The more common varieties of skin tumors may be diagnosed at home. They still need to be removed, but knowing what they are allows you to sleep better between the time you notice them and when you can get to the veterinarian’s office.
Sebaceous epitheliomas (also called basal cell tumors) are the most common type of skin tumor. These warty growths may attain a large size and become difficult to completely remove in one surgery, but you don’t have to worry about the tumor metastasizing and causing a life-threatening problem. Some large tumors die in the center due to an impaired blood flow, causing a cavitated appearance, and may be misdiagnosed as spider bites.
Mast cell tumors come in second overall. See our article about tumors in ferrets, including mast cell tumors.
Apocrine tumors, arising from scent glands, are the third most common, and a small subset of these tumors are the “bad actors” of skin neoplasms. Apocrine scent glands are most common around the head, neck, prepuce, and vulva of ferrets — and it is not surprising that this is where most of the apocrine tumors appear. These tumors can be simple cysts (what happens when the duct to the surface gets blocked), benign neoplasms, or rarely, malignant ones. Apocrine cysts often resemble small hard BB’s under the skin, and may appear as dark round spheres of 1 to 2 millimeters in diameter when closely inspected. Benign apocrine tumors are large, freely movable lumps and are most common in the prepuce of male ferrets. Malignant apocrine tumors are seen almost exclusively in the prepuce or perivulvar area of females and grow quite rapidly. Unfortunately, these tumors tend to metastasize early and widely to internal lymph nodes and organs (the lung is a popular place) and surgical attempts at removal are usually initiated too late.

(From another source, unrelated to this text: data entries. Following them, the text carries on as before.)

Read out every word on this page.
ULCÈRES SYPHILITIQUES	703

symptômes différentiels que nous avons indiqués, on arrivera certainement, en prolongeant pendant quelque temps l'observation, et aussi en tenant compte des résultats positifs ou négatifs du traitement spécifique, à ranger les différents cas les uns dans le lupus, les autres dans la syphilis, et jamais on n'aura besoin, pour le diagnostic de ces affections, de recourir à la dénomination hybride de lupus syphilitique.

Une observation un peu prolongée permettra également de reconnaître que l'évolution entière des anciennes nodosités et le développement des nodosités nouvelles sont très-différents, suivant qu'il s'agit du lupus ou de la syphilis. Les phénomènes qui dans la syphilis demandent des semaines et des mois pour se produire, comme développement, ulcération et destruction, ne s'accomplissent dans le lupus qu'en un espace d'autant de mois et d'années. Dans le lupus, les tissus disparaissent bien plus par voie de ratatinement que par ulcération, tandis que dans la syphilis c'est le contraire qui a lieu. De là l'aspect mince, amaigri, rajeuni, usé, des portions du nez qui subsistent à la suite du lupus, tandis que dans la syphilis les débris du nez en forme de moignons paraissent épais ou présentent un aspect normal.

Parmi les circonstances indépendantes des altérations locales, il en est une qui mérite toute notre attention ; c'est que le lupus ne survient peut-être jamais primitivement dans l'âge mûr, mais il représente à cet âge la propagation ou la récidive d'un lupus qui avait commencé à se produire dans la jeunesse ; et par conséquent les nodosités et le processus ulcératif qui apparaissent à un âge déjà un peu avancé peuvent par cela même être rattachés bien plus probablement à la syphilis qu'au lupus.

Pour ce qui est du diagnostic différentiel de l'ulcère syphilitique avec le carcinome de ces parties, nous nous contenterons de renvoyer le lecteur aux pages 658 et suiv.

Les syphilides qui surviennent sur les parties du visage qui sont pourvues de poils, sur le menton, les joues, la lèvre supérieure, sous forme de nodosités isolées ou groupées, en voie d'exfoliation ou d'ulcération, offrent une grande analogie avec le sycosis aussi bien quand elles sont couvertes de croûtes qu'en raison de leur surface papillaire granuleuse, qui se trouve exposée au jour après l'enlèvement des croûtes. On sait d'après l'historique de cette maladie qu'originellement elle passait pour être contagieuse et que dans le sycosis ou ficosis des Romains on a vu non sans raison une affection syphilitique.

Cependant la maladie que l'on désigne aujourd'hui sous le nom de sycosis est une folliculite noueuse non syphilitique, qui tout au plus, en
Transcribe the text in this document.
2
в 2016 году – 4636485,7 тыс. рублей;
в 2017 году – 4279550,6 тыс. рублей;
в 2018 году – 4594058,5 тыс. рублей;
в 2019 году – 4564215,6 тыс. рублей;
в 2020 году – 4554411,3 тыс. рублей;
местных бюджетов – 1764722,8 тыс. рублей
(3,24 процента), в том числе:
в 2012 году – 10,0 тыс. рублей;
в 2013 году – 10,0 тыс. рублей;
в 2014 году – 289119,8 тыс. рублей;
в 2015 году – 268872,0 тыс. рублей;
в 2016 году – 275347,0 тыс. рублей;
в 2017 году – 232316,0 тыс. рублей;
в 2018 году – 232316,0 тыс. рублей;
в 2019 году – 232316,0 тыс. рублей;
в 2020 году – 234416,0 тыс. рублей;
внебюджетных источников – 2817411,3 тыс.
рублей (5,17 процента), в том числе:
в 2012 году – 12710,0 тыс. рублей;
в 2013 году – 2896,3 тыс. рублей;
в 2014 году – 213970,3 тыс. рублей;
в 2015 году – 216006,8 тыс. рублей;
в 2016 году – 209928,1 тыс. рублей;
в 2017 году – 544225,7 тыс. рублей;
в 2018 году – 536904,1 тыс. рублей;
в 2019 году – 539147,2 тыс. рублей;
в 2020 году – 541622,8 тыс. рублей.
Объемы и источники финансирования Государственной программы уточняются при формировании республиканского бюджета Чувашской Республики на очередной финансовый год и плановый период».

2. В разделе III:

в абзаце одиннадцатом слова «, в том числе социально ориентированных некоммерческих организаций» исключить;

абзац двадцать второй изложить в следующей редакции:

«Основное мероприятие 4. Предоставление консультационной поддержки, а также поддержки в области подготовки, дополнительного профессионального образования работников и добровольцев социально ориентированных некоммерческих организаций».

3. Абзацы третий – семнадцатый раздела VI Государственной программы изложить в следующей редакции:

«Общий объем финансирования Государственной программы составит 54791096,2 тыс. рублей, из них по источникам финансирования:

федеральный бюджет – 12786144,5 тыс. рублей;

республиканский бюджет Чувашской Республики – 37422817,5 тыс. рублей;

Other less common skin tumors include benign smooth muscle tumors of the muscles surrounding hair shafts (usually in the area of the neck or shoulder blades), and rarely, low-grade (non-metastasizing) malignancies associated with vaccination (though at a very low frequency and are certainly not a reason to forego your ferret’s shots).
All skin tumors should be removed. They often cause irritation for ferrets and will only grow, making surgery more difficult at a later time. But don’t panic when you see one — most often, they are only a minor nuisance.